Warner Bros. Pictures and DC Comics have struggled over the years to generate consistently good cinematic releases. With “The Batman” however, it seems like another entry has been added into the really good, even bordering on great, category. It’s a fresh spin on Gotham’s Dark Knight, and without falling into unearned hyperbole, the film might wind up at the least, as the second-best incarnation of the Capped Crusader.
Yes, I’ll be the first to admit that I was skeptical of Robert Pattinson‘s ability to carry off the role of Bruce Wayne/Batman. Someone who had become so iconic as a glittery vampire during his time in the “Twilight” did not really feel like an actor who could step up to the level needed to be able to perform though the mask of this titular character.
He, like most of the rest of “The Batman’s” cast- which includes Catwoman/Selina Kyle (played by Zoë Kravitz), Detective Gordon (Jeffery Wright), Alfred (Andy Serkis), The Riddler (played by Paul Dano), and The Penguin (played by an absolutely unrecognizable – in a good way, Colin Farrell)- come across having more depth of character than in most of the DCEU.
The film picks up at around two years after the first appearance of Batman. While Detective Gordon does work with him, the rest of the Gotham Police Department is wary at best, and downright hostile at worst. The first of a series of gruesome murders happens, and Gordon brings in Batman to get his help on and case, and also to have him look at a cryptic letter left at the crime scene for Batman himself. From there, it’s largely a cat-and-mouse murder thriller.
Wayne/Batman as portrayed by Pattinson is a reflection of Gotham itself. Dark, brooding, and emo to the core. This version of Gotham isn’t a shiny modern city, instead it’s a modern gothic piece of art. The period that it’s set in is clearly intentionally left vague. There’s little technology to be had, and most of the sets, locations, and cars all look as though they could have been plucked most anytime over a span of time between the 1950s to today.
Batman’s suit and sundry toys have taken a step back from the hyper-technology of recent Bat-outings, and instead focused on more contemporary gear. Other than the kinetics-absorbing suit, this time he drives around Gotham via a pretty traditional motorcycle, and a less traditional souped-up muscle car. Wayne Manor this time is a near-derelict mansion in a blighted area of the city. The Batcave is a bat-filled abandoned subway station (at least as it appears) from when the city was in earlier, better days.

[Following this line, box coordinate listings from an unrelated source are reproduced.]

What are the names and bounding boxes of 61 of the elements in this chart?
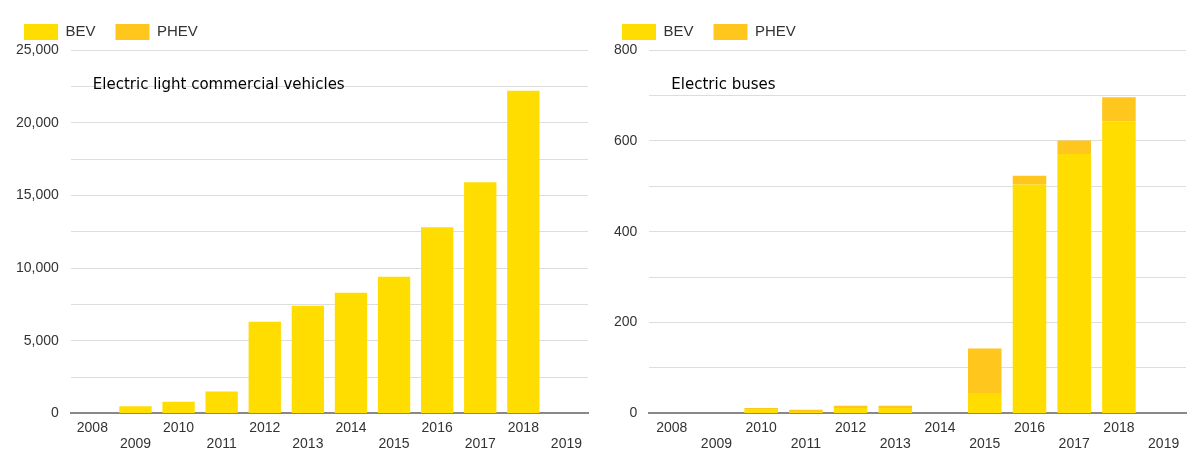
bar bbox=[1057, 154, 1091, 413]
y-tick-label: 600 bbox=[614, 131, 638, 148]
legend-label: PHEV bbox=[755, 22, 796, 40]
legend-label: PHEV bbox=[157, 22, 198, 40]
y-tick-label: 10,000 bbox=[15, 258, 60, 275]
x-tick-label: 2013 bbox=[879, 435, 912, 452]
x-tick-label: 2010 bbox=[745, 418, 777, 435]
x-tick-label: 2012 bbox=[249, 418, 281, 435]
bar bbox=[464, 182, 497, 413]
x-tick-label: 2018 bbox=[1103, 418, 1135, 435]
x-tick-label: 2017 bbox=[464, 435, 497, 452]
bar bbox=[162, 401, 195, 413]
x-tick-label: 2014 bbox=[335, 418, 367, 435]
bar bbox=[291, 305, 325, 413]
x-tick-label: 2018 bbox=[507, 418, 540, 435]
x-tick-label: 2011 bbox=[206, 435, 237, 452]
bar bbox=[1012, 184, 1047, 413]
bar bbox=[1102, 97, 1136, 122]
bar bbox=[1102, 121, 1136, 413]
bar bbox=[119, 406, 152, 413]
x-tick-label: 2008 bbox=[656, 418, 688, 435]
y-tick-label: 5,000 bbox=[23, 331, 60, 348]
x-tick-label: 2019 bbox=[550, 435, 583, 452]
bar bbox=[507, 90, 540, 413]
bar bbox=[420, 227, 454, 413]
y-tick-label: 800 bbox=[614, 40, 638, 57]
bar bbox=[205, 391, 238, 413]
text: Electric buses bbox=[671, 74, 776, 93]
y-tick-label: 15,000 bbox=[15, 186, 60, 203]
y-tick-label: 0 bbox=[629, 404, 638, 421]
y-tick-label: 400 bbox=[614, 222, 638, 239]
bar bbox=[967, 348, 1002, 393]
x-tick-label: 2014 bbox=[924, 418, 956, 435]
x-tick-label: 2016 bbox=[1013, 418, 1046, 435]
x-tick-label: 2009 bbox=[119, 435, 152, 452]
x-tick-label: 2010 bbox=[162, 418, 195, 435]
y-tick-label: 20,000 bbox=[15, 113, 60, 130]
x-tick-label: 2015 bbox=[378, 435, 410, 452]
legend-label: BEV bbox=[663, 22, 694, 40]
bar bbox=[833, 407, 868, 413]
x-tick-label: 2015 bbox=[969, 435, 1001, 452]
bar bbox=[878, 407, 913, 413]
x-tick-label: 2008 bbox=[76, 418, 109, 435]
bar bbox=[1057, 140, 1091, 155]
bar bbox=[1012, 175, 1047, 185]
x-tick-label: 2013 bbox=[292, 435, 324, 452]
bar bbox=[334, 292, 368, 413]
bar bbox=[377, 276, 411, 413]
y-tick-label: 0 bbox=[51, 404, 60, 421]
bar bbox=[967, 392, 1002, 413]
y-tick-label: 200 bbox=[614, 313, 638, 330]
y-tick-label: 25,000 bbox=[15, 40, 60, 57]
bar bbox=[248, 321, 281, 413]
x-tick-label: 2012 bbox=[835, 418, 867, 435]
text: Electric light commercial vehicles bbox=[92, 74, 345, 93]
x-tick-label: 2011 bbox=[790, 435, 822, 452]
x-tick-label: 2019 bbox=[1148, 435, 1180, 452]
x-tick-label: 2017 bbox=[1058, 435, 1090, 452]
x-tick-label: 2016 bbox=[421, 418, 453, 435]
x-tick-label: 2009 bbox=[700, 435, 733, 452]
legend-label: BEV bbox=[65, 22, 96, 40]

Where the story pivots its moral question around this time is about when is a vigilante celebrated vs. reviled. The Riddler is killing off corrupt politicians and cops, and puts to Batman at one point, where is the difference between them – it’s the limited use of violence to incite fear enough to make a change. It’s an effective thread, though Riddler’s isolation and use of very Reddit-like message boards to communicate with like-minded followers is a barely-veiled analog to both incel as well as alt-right communities with feelings of persecution and isolation.
Overall the film is beautifully cinematic, without being overdrawn. While not as barebones reductive from the source material as 2019’s “The Joker,” Batman does pare down the superhero-ness except during the fights and set pieces. Becoming more of a crime drama, but adding to it that this is still a relatively young in his career Batman, and isn’t the super-detective that he winds up being later.
The two main downsides is that it is long, coming in at just shy of three hours. For audiences who enjoy paced cinema, it’s fine, but thinking back on how some contemporary audiences weren’t fond of slower burns like “Blade Runner 2049” or “Dune,” it becomes something to call out. It could have lost a half hour in edge trimming and have not suffered.
The second item is that there is a “scene” at the very end of the credits. I put quotes around scene because it’s only a few seconds, and hits the audience as being such a non-event as to make the audience feel more tricked than rewarded for keeping their bladders tied up for another 5 minutes of credits. So stay or roll at the beginning of the credits, you won’t miss anything to write home about. Personally, I’d been hoping for Robin to put in an appearance, but no such luck.
“The Batman” is rated PG-13. Limited engagements begin on March 3rd. It officially opens everywhere March 4th, 2022.